DES ROIS DE JUDA ET D’ISRAËL APRÈS SALOMON.

Peu de paroles ou d’actions des autres rois qui viennent après Salomon, soit dans Juda, soit dans Israël, peuvent se rapporter à Jésus-Christ et à son Eglise. Je dis dans Juda ou dans Israël, parce que ce furent les noms que portèrent ces deux parties du peuple, depuis que Dieu l’eut divisé pour le crime de Salomon sous son fils Roboam qui lui succéda. Les dix tribus[1] dont Jéroboam, esclave de Salomon, fut établi roi, et dont Samarie était la capitale, retinrent le nom d’Israël, qui était celui de tout le peuple. Les deux autres tribus, Juda et Benjamin, qui étaient demeurées à Roboam en considération de David dont Dieu ne voulait pas entièrement détruire le royaume, et qui avaient Jérusalem pour capitale, s’appelèrent le royaume de Juda, parce que Juda était la tribu d’où David était issu.

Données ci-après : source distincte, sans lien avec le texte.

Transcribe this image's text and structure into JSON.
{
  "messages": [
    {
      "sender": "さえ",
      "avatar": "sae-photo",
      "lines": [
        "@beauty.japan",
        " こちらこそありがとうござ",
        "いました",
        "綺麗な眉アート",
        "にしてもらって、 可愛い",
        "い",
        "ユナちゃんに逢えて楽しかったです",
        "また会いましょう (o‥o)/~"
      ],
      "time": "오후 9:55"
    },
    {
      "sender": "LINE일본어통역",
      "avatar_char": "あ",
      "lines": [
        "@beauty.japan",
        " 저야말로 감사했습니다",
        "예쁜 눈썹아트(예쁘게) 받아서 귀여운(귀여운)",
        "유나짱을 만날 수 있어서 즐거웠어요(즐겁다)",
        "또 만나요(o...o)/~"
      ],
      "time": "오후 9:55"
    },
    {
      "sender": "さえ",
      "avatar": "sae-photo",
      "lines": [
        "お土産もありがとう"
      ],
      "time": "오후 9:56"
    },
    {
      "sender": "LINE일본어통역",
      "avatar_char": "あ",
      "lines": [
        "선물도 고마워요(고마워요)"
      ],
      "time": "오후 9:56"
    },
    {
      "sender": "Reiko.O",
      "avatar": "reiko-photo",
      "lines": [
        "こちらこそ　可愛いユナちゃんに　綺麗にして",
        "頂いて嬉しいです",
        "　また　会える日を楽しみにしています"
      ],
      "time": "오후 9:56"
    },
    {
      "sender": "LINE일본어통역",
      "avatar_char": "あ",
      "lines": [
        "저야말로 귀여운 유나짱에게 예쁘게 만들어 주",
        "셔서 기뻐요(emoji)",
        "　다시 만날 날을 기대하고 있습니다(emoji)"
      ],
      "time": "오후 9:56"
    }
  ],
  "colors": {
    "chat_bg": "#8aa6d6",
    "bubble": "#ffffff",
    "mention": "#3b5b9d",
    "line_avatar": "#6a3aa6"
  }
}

La tribu de Benjamin, dont était sorti Saül, prédécesseur de David, faisait aussi partie du royaume de Juda, qui s’appelait ainsi pour se distinguer du royaume d’Israël qui comprenait dix tribus. Celle de Lévi, comme sacerdotale et consacrée au service de Dieu, ne faisait partie ni de l’un ni de l’autre royaume, et était comptée pour la treizième. Or, ce nombre impair des tribus venait de ce que, des douze enfants de Jacob qui en avaient établi chacun une. Joseph en avait fondé deux, Ephraïm et Manassé. Toutefois, on peut dire que la tribu de Lévi appartenait plutôt au royaume de Juda, à cause du temple de Jérusalem où elle exerçait son ministère. Après ce partage du peuple, Roboam, fils de Salomon, fut le premier roi de Juda, et établit le siège de son empire à Jérusalem ; et Jéroboam, son serviteur, fut le premier roi d’Israël, et fixa sa résidence à Samarie. Comme Roboam voulait faire la guerre à Israël sous prétexte de rejoindre à son empire cette partie que la violence d’un usurpateur avait démembrée, Dieu l’en empêcha et lui fit dire par son prophète que lui-même avait conduit tout cela ; ce qui montra que ni Israël ni Jéroboam n’étaient coupables de cette division, mais qu’elle était arrivée par la seule volonté de Dieu, qui avait ainsi vengé le crime de Salomon. Lors donc que les deux partis eurent reconnu que c’était un coup du ciel, ils demeurèrent en paix ; d’autant plus que ce n’était qu’une division de royaume, et non pas de religion.

[1] I Rois, XII, 24.

CHAPITRE XXII

IDOLÂTRIE DE JÉROBOAM.

Mais Jéroboam, roi d’Israël, assez malheureux pour se défier de la bonté de Dieu, bien qu’il l’eût éprouvé fidèle et reçu de sa main la couronne qu’il lui avait promise, appréhenda que Roboam ne séduisît ses sujets, lorsqu’ils iraient au temple de Jérusalem ; où tout le peuple juif était obligé par la loi de se rendre tous les ans pour sacrifier, et que les siens ne se remissent sous l’obéissance de la lignée royale de David. Pour empêcher cela, il introduisit l’idolâtrie dans son royaume et fut cause que son peuple sacrifia aux idoles avec lui. Toutefois, Dieu ne laissa pas de reprendre par ses Prophètes, non-seulement ce prince, mais ses successeurs héritiers de son impiété, et tout le peuple. Parmi ces prophètes s’élevèrent Elie et Elisée, qui firent beaucoup de miracles ; et comme Eue disait à Dieu : « Seigneur, ils ont égorgé vos Prophètes, ils ont renversé vos autels, je suis resté seul, et ils me cherchent pour me faire mourir[1] » ; il lui fut répondu qu’il y avait encore sept mille hommes qui n’avaient point plié le genou devant Baal.

[1] III Rois, XIX, 10.

CHAPITRE XXIII

DE LA CAPTIVITÉ DE BABYLONE ET DU RETOUR DES JUIFS.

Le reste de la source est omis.